И я, по-еврейски, отвечаю ей вопросом на вопрос:

– А ты хочешь?

– Не знаю, – Дагмар пожимает плечами.– Я до приюта жила в цирке. Там было хорошо. Мой папа был воздушным гимнастом. Потом он разбился. И жена его брата фрау Эльза отдала меня в приют. Там было плохо.

Я не задаю больше вопросов. Я молчу.

И тогда задает вопрос она:

– Ты хочешь назвать меня Двосяй, что бы все думали, что я еврейка?

Я киваю. И замираю, в ожидании ответа. Она ощущает мое тревожное молчание и, смеясь, успокаивает:

– Nicht schlecht Namen. Gefaellt mir! All. Mehr Дagmar nicht. Ist Dvosya![2]


4


А еще мы говорили про дом с крыльцом. Двося никогда не имела дома ни с крыльцом, ни без. Ее домом был бродячий цирк и приют. Дом с крыльцом был у брата ее отца Отто. Про Отто она всегда говорила хорошо.

– Он добрый! Когда он приходил к нам в цирк и потом, когда навещал меня в приюте, всегда приносил мне домашнюю колбасу. Он сам ее делает. Она дымом пахнет, просто голова кружится… Я, наверное, этот запах никогда не забуду!

– Но он отдал тебя в приют,– замечаю я.

– Не он, а тетя Эльза, – возразила Двося.– Он мне сказал, что тетя Эльза сказала, что бы он сделал выбор: я или она?! И что ему было делать?

Двося вопросительно смотрит на меня, и сама себе отвечает:

– Конечно, выбрать Эльзу! Жена главнее всех родственников! – потом заметив мой сомневающийся взгляд, добавила: – И муж главнее всех родственников! Так говорила моя мама. Она убежала из дома ради папы. Семья от нее отказалась. Она была бы баронессой, а стала циркачкой. У нее был дом с крыльцом и у них были свои лошади. Поэтому в цирке она стала вольтижером. Ты знаешь, что это такое?

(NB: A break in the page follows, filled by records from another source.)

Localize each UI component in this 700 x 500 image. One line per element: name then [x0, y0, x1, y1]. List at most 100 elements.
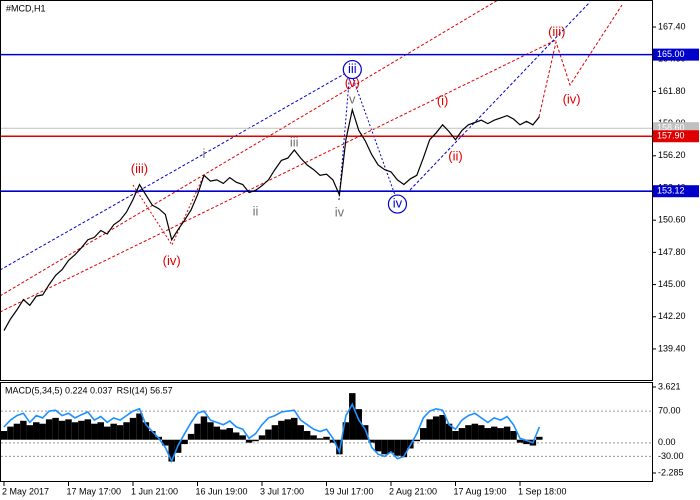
macd-bar [432, 416, 440, 440]
macd-bar [284, 419, 292, 440]
macd-bar [200, 416, 208, 440]
macd-bar [465, 425, 472, 440]
macd-bar [78, 420, 85, 440]
y-tick-label: 167.40 [658, 21, 686, 31]
macd-bar [387, 439, 395, 453]
macd-bar [336, 439, 343, 455]
x-tick-label: 2 Aug 21:00 [389, 486, 437, 496]
macd-bar [303, 430, 311, 440]
macd-bar [381, 439, 388, 455]
macd-bar [142, 422, 150, 440]
level-label: 153.12 [657, 186, 685, 196]
macd-bar [342, 422, 350, 440]
level-label-box [653, 185, 699, 198]
macd-bar [400, 439, 408, 458]
macd-bar [323, 436, 330, 440]
wave-label: v [349, 91, 356, 106]
macd-bar [426, 419, 433, 440]
macd-bar [149, 430, 156, 440]
macd-bar [503, 426, 511, 440]
wave-label: iv [393, 196, 403, 211]
macd-bar [162, 439, 169, 446]
x-tick-label: 17 May 17:00 [67, 486, 122, 496]
macd-bar [394, 439, 401, 456]
y-tick-label: 156.20 [658, 150, 686, 160]
macd-bar [536, 436, 543, 440]
indicator-legend: RSI(14) 56.57 [117, 385, 173, 395]
macd-bar [45, 419, 53, 440]
macd-bar [232, 432, 240, 440]
macd-bar [71, 422, 79, 440]
rsi-line [3, 402, 541, 463]
macd-bar [103, 426, 111, 440]
macd-bar [207, 422, 214, 440]
y-tick-label: -2.285 [658, 467, 684, 477]
macd-bar [181, 439, 188, 445]
y-tick-label: 142.20 [658, 311, 686, 321]
level-label-box [653, 48, 699, 61]
macd-bar [413, 439, 421, 442]
indicator-legend: MACD(5,34,5) 0.224 0.037 [5, 385, 113, 395]
macd-bar [523, 439, 530, 445]
annotation-circle [387, 194, 408, 214]
y-tick-label: 145.00 [658, 279, 686, 289]
macd-bar [516, 439, 524, 443]
macd-bar [355, 409, 362, 440]
x-tick-label: 19 Jul 17:00 [325, 486, 374, 496]
macd-bar [278, 420, 285, 440]
y2-tick-label: 70.00 [658, 405, 681, 415]
trend-line [0, 39, 557, 313]
macd-bar [484, 428, 491, 440]
macd-bar [265, 429, 272, 440]
macd-bar [291, 417, 298, 440]
macd-bar [110, 423, 117, 440]
annotation-circle [342, 59, 362, 80]
x-tick-label: 3 Jul 17:00 [260, 486, 304, 496]
macd-bar [7, 426, 14, 440]
macd-bar [374, 439, 382, 452]
y-tick-label: 161.80 [658, 86, 686, 96]
macd-bar [13, 423, 21, 440]
macd-bar [510, 430, 517, 440]
macd-bar [497, 428, 504, 440]
wave-label: ii [253, 204, 259, 219]
macd-bar [458, 428, 466, 440]
x-tick-label: 2 May 2017 [2, 486, 49, 496]
wave-label: iv [335, 205, 345, 220]
wave-label: (ii) [448, 148, 462, 163]
macd-bar [445, 423, 453, 440]
macd-bar [0, 430, 8, 440]
macd-bar [26, 425, 34, 440]
chart-title: #MCD,H1 [6, 3, 46, 13]
wave-label: (iv) [163, 253, 181, 268]
macd-bar [91, 423, 98, 440]
price-line [3, 107, 540, 331]
macd-bar [452, 430, 459, 440]
x-tick-label: 1 Sep 18:00 [518, 486, 567, 496]
level-label: 158.60 [657, 123, 685, 133]
y2-tick-label: 0.00 [658, 437, 676, 447]
macd-bar [258, 435, 266, 440]
macd-bar [316, 438, 324, 440]
macd-bar [368, 439, 375, 443]
macd-bar [297, 425, 304, 440]
wave-label: (v) [345, 75, 360, 90]
wave-label: (iii) [548, 24, 565, 39]
y-tick-label: 147.80 [658, 247, 686, 257]
y-tick-label: 3.621 [658, 381, 681, 391]
level-label: 165.00 [657, 49, 685, 59]
wave-label: i [203, 146, 206, 161]
wave-label: (iii) [131, 161, 148, 176]
y-tick-label: 139.40 [658, 343, 686, 353]
x-tick-label: 16 Jun 19:00 [196, 486, 248, 496]
macd-bar [220, 429, 227, 440]
macd-bar [97, 422, 104, 440]
x-tick-label: 17 Aug 19:00 [454, 486, 507, 496]
level-label: 157.90 [657, 131, 685, 141]
macd-bar [271, 425, 279, 440]
macd-bar [239, 435, 246, 440]
macd-bar [58, 420, 66, 440]
panel-frame [0, 382, 653, 482]
wave-label: (i) [437, 93, 449, 108]
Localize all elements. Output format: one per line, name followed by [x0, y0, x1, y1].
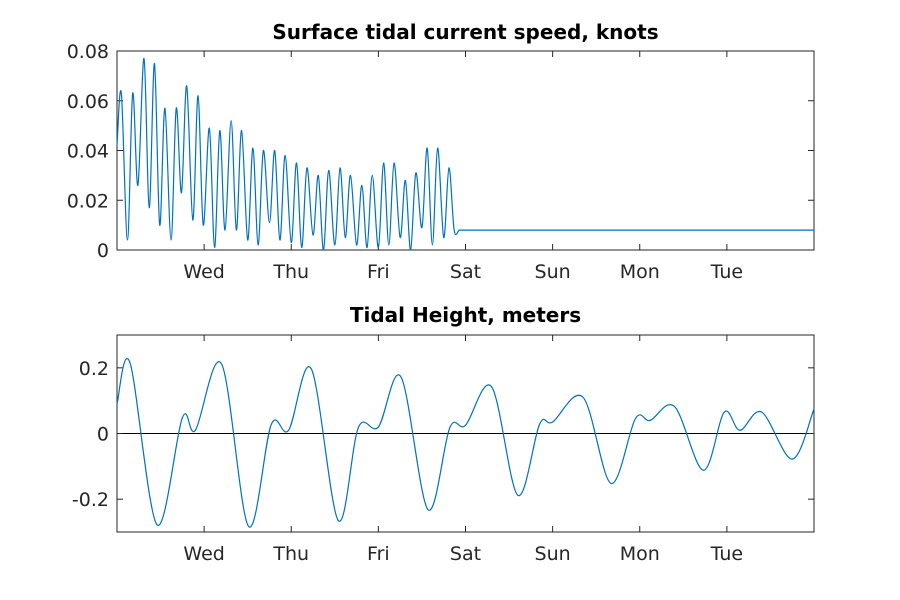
- current-speed-y-tick-label: 0.02: [67, 190, 109, 212]
- tidal-height-x-tick-label: Sun: [535, 543, 571, 565]
- current-speed-x-tick-label: Fri: [367, 261, 390, 283]
- current-speed-y-tick-label: 0: [97, 240, 109, 262]
- current-speed-y-tick-label: 0.08: [67, 41, 109, 63]
- current-speed-x-tick-label: Tue: [710, 261, 743, 283]
- current-speed-series-line: [116, 57, 814, 251]
- tidal-height-y-tick-label: -0.2: [72, 489, 109, 511]
- current-speed-plot-area: 0 0.02 0.04 0.06 0.08 Wed Thu Fri Sat Sun Mon Tue: [67, 41, 815, 283]
- current-speed-x-tick-label: Wed: [183, 261, 224, 283]
- tidal-height-x-tick-label: Thu: [272, 543, 309, 565]
- tidal-height-chart: Tidal Height, meters -0.2 0 0.2 Wed Thu Fri Sa…: [72, 303, 815, 565]
- current-speed-x-tick-label: Sun: [535, 261, 571, 283]
- tidal-height-x-tick-label: Wed: [183, 543, 224, 565]
- tidal-height-y-tick-label: 0.2: [79, 358, 109, 380]
- current-speed-chart: Surface tidal current speed, knots 0 0.02…: [67, 20, 815, 283]
- current-speed-x-tick-label: Mon: [620, 261, 660, 283]
- current-speed-x-tick-label: Thu: [272, 261, 309, 283]
- current-speed-title: Surface tidal current speed, knots: [272, 20, 658, 44]
- tidal-height-series-line: [116, 358, 815, 528]
- tidal-height-title: Tidal Height, meters: [350, 303, 581, 327]
- tidal-height-x-tick-label: Tue: [710, 543, 743, 565]
- tidal-height-x-tick-label: Fri: [367, 543, 390, 565]
- tidal-height-y-tick-label: 0: [97, 424, 109, 446]
- current-speed-y-tick-label: 0.06: [67, 91, 109, 113]
- tidal-height-x-tick-label: Mon: [620, 543, 660, 565]
- tidal-height-x-tick-label: Sat: [450, 543, 481, 565]
- current-speed-x-tick-label: Sat: [450, 261, 481, 283]
- tidal-height-plot-area: -0.2 0 0.2 Wed Thu Fri Sat Sun Mon Tue: [72, 334, 815, 565]
- current-speed-y-tick-label: 0.04: [67, 141, 109, 163]
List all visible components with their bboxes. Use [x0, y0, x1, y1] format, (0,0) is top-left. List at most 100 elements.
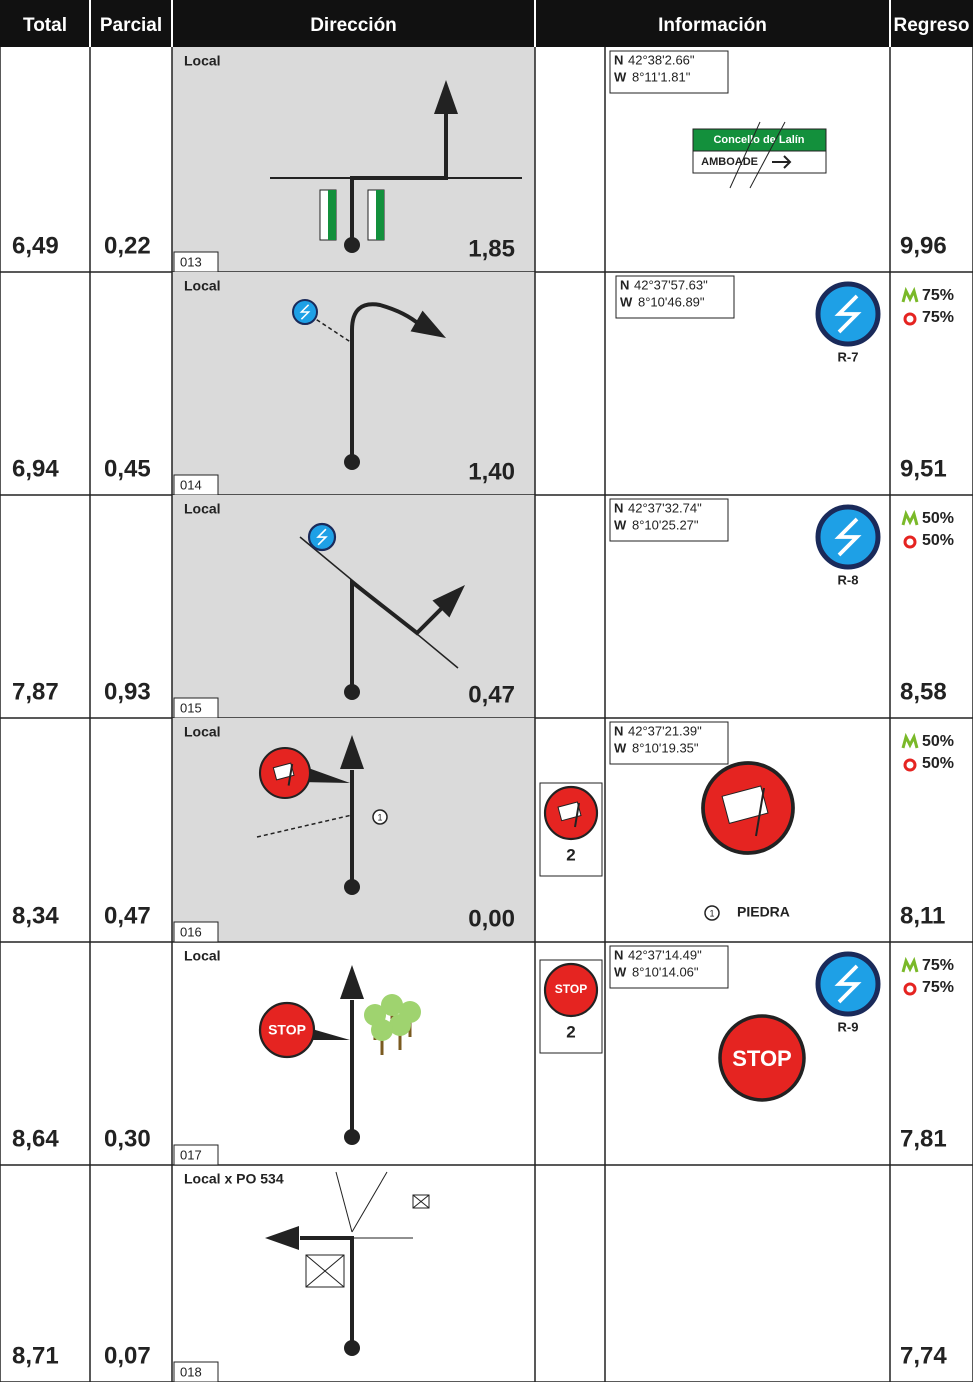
- signal-id: R-7: [838, 349, 859, 364]
- w-label: W: [614, 69, 627, 84]
- parcial: 0,45: [104, 455, 151, 482]
- post-sign-green: [376, 190, 384, 240]
- regreso: 8,11: [900, 902, 945, 929]
- sign-white: [692, 150, 827, 174]
- column-header: Parcial: [100, 15, 162, 36]
- line: [749, 121, 786, 189]
- total: 8,71: [12, 1342, 59, 1369]
- column-header: Información: [658, 15, 767, 36]
- start-dot: [344, 454, 360, 470]
- post-sign-green: [328, 190, 336, 240]
- marker-number: 1: [709, 908, 714, 918]
- header-bg: [0, 0, 973, 47]
- coverage: 50%: [922, 510, 954, 527]
- coords-box: [609, 498, 729, 542]
- longitude: 8°10'19.35": [632, 740, 699, 755]
- marker: [372, 809, 388, 825]
- column-header: Dirección: [310, 15, 397, 36]
- start-dot: [344, 237, 360, 253]
- red-sign: [258, 1001, 316, 1059]
- w-label: W: [614, 517, 627, 532]
- route: [300, 1236, 354, 1348]
- column-header: Regreso: [893, 15, 969, 36]
- start-dot: [344, 684, 360, 700]
- parcial: 0,22: [104, 232, 151, 259]
- arrow-head: [434, 80, 458, 114]
- longitude: 8°11'1.81": [632, 69, 691, 84]
- latitude: 42°37'14.49": [628, 947, 702, 962]
- start-dot: [344, 879, 360, 895]
- regreso: 9,96: [900, 232, 947, 259]
- orange-icon: [903, 758, 917, 772]
- coverage: 75%: [922, 287, 954, 304]
- longitude: 8°10'46.89": [638, 294, 705, 309]
- movistar-icon: [901, 509, 919, 526]
- distance: 1,85: [468, 235, 515, 262]
- flag: [272, 762, 295, 781]
- latitude: 42°37'32.74": [628, 500, 702, 515]
- waypoint-id: 016: [180, 924, 202, 939]
- flag-pole: [755, 787, 765, 837]
- arrow-head: [265, 1226, 299, 1250]
- coords-box: [609, 721, 729, 765]
- coverage: 50%: [922, 755, 954, 772]
- regreso: 7,81: [900, 1125, 947, 1152]
- w-label: W: [614, 964, 627, 979]
- pointer: [305, 1027, 350, 1040]
- id-box: [173, 921, 219, 943]
- stop-text: STOP: [555, 982, 587, 996]
- road: Local: [184, 501, 221, 517]
- arrow-head: [432, 585, 465, 618]
- longitude: 8°10'14.06": [632, 964, 699, 979]
- coords-box: [615, 275, 735, 319]
- longitude: 8°10'25.27": [632, 517, 699, 532]
- movistar-icon: [901, 732, 919, 749]
- sign-text: Concello de Lalín: [713, 134, 804, 146]
- start-dot: [344, 1340, 360, 1356]
- distance: 0,47: [468, 681, 515, 708]
- route: [350, 302, 422, 462]
- n-label: N: [614, 723, 623, 738]
- stop-text: STOP: [732, 1046, 792, 1071]
- red-sign: [718, 1014, 806, 1102]
- signal-id: R-9: [838, 1019, 859, 1034]
- signal-id: R-8: [838, 572, 859, 587]
- parcial: 0,93: [104, 678, 151, 705]
- tree: [381, 994, 403, 1016]
- line: [305, 1254, 345, 1288]
- id-box: [173, 1361, 219, 1382]
- regreso: 7,74: [900, 1342, 947, 1369]
- waypoint-id: 014: [180, 477, 202, 492]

– Не знаю, – говорю я. – Я вообще ничего не знаю про цирк! К нам в местечко цирк не приезжал.

– Вольтижер – это гимнаст на лошадях, – объяснила мне Двося. – Мама делала упражнения на скачущей лошади. Она погибла, когда я была совсем маленькой. Упала с лошади и та ударила ее копытом. Нечаянно. Так мне папа сказал, – Двося ладошкой вытирает появившеюся слезу и несколько минут молчит. А потом говорит: – Когда папы не стало, мы тогда выступали в Нюрнберге, хозяин цирка гер Шнитке сам меня отвез к папиному брату в Ганновер. Я просилась оставить меня в цирке, но он сказал, что дал слове папе, если что-нибудь с ним случится, отвести меня к дяде. Папа не хотел, что бы я стала циркачкой.

Вообще, мы никогда с Двосей не говорим о нашем прошлом, и узнаю я о нем, из вот таких нечаянных разговоров. Мы больше говорим с ней о будущем, таком же неясном, как и наше прошлое.


5


В плену Хаим работал на стройке, и, вернувшись в Краснополье, на удивление всем, сын ребе устроился плотником в строительную бригаду в только что созданном райпотребсоюзе. Бригада строила магазины по всему району, и Хаим неделями не был дома, перебираясь из одной деревни в другую. Двося устроилась учительницей немецкого языка в еврейскую школу, в которую революция преобразовала ешиву. Церковь и синагогу закрыли, но первое время не трогали ни батюшку, ни раввина, и те продолжали службу у себя дома. Неделями, оставаясь без Хаима, Двося чувствовала себя неловко в доме его родителей. Относились они, конечно, к ней хорошо, но особой близости не было. Все было, как когда-то в приюте с подружками по комнате:

и вместе вроде бы жили, а мыслями были далеко. Двося, как-то назвала реб Аврума татэ, как называл его Хаим, но ребесн ее поправила:

– Называй реб Аврумам рэбэм. Так его все зовут.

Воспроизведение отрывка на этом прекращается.